Oracle, a leading software provider, has announced the release of its Critical Security Patch Update (CSPU) for June 2026. This marks the second monthly update since the company initiated a more frequent patching schedule to better address severe vulnerabilities.
Expanded Monthly Security Updates
The software giant has maintained its quarterly Critical Patch Updates but has supplemented these with monthly patches to promptly address critical security issues. The latest CSPU introduces 245 new patches across various products, including Communications, E-Business Suite, and Fusion Middleware.
Notably, approximately 120 of these vulnerabilities have been categorized as ‘critical’ based on their Common Vulnerability Scoring System (CVSS) scores. Alarmingly, 100 of these issues can be remotely exploited without authentication, posing significant risks to unpatched systems.
Focus on Critical Vulnerabilities
The update brings attention to Oracle Fusion Middleware, which received over 100 patches, the majority of which are rated as ‘critical’ or ‘high’ severity. Oracle emphasizes the importance of applying these patches promptly to mitigate potential exploitation risks.
In its advisory, Oracle highlighted that some customers have suffered successful attacks due to delays in applying available patches, underscoring the necessity of timely updates. However, Oracle has not reported any zero-day vulnerabilities being actively exploited in this release.
Specific Threats and Recommendations
Security firms have identified the ShinyHunters cybercrime group as exploiting a flaw in Oracle PeopleSoft, designated as CVE-2026-35273. The targeted attacks reportedly impacted over 100 organizations, particularly in the education sector.
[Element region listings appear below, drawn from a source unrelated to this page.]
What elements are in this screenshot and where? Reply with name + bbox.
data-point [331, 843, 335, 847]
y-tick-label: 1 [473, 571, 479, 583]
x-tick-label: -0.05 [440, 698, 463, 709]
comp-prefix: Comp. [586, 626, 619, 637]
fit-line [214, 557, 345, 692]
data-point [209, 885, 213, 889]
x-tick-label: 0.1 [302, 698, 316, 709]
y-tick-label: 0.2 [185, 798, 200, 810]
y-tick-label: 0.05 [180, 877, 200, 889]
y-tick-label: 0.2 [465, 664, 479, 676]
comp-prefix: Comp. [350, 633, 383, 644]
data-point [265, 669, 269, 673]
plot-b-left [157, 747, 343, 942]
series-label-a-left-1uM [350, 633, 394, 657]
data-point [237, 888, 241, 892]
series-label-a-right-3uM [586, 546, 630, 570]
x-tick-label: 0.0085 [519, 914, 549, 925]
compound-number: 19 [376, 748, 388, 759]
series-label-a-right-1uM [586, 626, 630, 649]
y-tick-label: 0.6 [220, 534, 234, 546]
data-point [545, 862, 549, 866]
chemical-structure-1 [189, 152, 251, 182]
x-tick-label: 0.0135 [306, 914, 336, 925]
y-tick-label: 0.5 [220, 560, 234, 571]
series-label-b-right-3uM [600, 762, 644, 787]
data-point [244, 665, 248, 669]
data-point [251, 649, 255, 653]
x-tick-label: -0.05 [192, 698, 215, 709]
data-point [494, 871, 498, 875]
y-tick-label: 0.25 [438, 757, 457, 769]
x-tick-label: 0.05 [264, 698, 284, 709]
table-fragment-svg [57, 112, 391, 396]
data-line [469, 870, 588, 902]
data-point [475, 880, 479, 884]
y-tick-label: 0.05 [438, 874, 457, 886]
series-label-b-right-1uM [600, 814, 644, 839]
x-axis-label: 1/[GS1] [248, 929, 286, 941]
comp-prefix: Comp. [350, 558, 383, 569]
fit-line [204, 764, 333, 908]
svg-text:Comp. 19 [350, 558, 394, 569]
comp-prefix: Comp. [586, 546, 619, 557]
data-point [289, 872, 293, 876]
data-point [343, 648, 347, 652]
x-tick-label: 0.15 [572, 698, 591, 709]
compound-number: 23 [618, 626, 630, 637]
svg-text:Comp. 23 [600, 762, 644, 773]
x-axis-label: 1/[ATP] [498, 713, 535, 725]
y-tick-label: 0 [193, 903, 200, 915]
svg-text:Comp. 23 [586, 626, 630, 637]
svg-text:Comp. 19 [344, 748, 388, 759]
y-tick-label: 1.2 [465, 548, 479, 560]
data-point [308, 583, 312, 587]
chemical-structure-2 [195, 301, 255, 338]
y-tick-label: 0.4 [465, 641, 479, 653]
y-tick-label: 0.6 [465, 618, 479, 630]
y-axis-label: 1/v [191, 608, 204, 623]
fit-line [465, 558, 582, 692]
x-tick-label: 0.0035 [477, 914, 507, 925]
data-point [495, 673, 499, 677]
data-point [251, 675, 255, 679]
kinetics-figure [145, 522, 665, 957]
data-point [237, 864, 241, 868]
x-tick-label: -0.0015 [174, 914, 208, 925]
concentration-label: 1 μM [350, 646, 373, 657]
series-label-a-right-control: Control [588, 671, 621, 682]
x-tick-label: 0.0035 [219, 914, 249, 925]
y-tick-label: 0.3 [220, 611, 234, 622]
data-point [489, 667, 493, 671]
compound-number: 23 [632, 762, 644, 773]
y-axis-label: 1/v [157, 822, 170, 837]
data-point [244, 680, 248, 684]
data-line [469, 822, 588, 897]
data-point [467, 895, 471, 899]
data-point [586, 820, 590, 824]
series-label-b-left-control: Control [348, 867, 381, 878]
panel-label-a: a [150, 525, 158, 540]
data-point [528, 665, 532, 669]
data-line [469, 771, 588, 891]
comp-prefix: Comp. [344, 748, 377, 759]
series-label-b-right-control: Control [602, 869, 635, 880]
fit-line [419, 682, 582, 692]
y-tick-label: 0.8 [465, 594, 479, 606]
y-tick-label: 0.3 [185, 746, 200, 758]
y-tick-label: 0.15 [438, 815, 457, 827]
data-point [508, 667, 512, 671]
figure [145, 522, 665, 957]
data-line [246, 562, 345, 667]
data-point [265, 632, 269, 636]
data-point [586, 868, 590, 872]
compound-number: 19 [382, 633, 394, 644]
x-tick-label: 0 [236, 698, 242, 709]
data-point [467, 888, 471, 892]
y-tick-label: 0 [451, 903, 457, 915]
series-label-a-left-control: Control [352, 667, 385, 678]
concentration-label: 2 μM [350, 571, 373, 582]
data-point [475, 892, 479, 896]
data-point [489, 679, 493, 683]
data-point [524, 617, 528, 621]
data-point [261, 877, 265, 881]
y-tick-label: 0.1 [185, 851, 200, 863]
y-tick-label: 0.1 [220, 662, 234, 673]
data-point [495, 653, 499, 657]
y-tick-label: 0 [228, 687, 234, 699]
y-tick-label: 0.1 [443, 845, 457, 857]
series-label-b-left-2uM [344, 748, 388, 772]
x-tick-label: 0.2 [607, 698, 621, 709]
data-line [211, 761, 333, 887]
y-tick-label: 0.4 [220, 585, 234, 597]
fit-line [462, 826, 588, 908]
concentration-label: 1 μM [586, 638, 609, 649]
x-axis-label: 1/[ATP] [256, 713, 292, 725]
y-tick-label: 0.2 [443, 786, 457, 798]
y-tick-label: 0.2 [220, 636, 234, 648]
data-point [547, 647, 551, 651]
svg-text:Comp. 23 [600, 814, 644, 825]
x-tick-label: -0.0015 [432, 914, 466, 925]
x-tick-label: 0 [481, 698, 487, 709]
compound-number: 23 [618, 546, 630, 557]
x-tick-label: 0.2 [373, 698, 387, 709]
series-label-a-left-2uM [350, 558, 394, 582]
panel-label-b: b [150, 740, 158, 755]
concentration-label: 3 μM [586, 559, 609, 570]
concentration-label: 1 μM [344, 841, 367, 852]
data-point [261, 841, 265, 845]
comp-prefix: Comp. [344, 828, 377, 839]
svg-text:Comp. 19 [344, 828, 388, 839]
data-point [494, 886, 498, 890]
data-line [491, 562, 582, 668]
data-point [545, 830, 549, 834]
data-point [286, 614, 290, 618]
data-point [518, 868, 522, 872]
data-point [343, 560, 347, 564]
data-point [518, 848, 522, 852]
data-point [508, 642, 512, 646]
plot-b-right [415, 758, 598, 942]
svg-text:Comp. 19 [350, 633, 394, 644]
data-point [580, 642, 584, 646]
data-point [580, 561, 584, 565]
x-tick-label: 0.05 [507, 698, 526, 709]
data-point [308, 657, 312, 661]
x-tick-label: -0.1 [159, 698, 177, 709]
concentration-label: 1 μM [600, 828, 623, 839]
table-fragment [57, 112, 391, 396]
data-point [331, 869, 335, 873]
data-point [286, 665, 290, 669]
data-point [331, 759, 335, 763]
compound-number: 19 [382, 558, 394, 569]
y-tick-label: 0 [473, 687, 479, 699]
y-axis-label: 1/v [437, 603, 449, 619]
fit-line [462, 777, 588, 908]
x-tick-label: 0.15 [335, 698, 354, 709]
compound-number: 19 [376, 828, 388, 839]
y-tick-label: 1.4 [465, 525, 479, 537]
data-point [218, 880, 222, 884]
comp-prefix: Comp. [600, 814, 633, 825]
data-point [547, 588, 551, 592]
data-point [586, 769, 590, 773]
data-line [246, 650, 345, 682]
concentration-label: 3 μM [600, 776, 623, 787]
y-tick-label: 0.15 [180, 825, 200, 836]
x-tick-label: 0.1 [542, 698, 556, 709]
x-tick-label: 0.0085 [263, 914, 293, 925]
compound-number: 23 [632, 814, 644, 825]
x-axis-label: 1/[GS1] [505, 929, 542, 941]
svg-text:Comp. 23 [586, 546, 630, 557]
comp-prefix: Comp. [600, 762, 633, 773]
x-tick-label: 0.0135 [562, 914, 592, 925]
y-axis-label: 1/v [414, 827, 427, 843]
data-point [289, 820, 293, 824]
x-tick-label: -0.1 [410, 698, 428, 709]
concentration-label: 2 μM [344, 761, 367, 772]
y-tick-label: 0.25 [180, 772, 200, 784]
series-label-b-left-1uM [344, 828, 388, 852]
Oracle has advised users to apply the patch for CVE-2026-35273, although its public documentation does not confirm active exploitation in the wild. The June advisory mentions the vulnerability but lacks details on current attacks.
As cybersecurity threats continue to evolve, Oracle remains committed to enhancing its security measures. Users are strongly encouraged to stay updated with the latest patches to safeguard their systems against potential threats.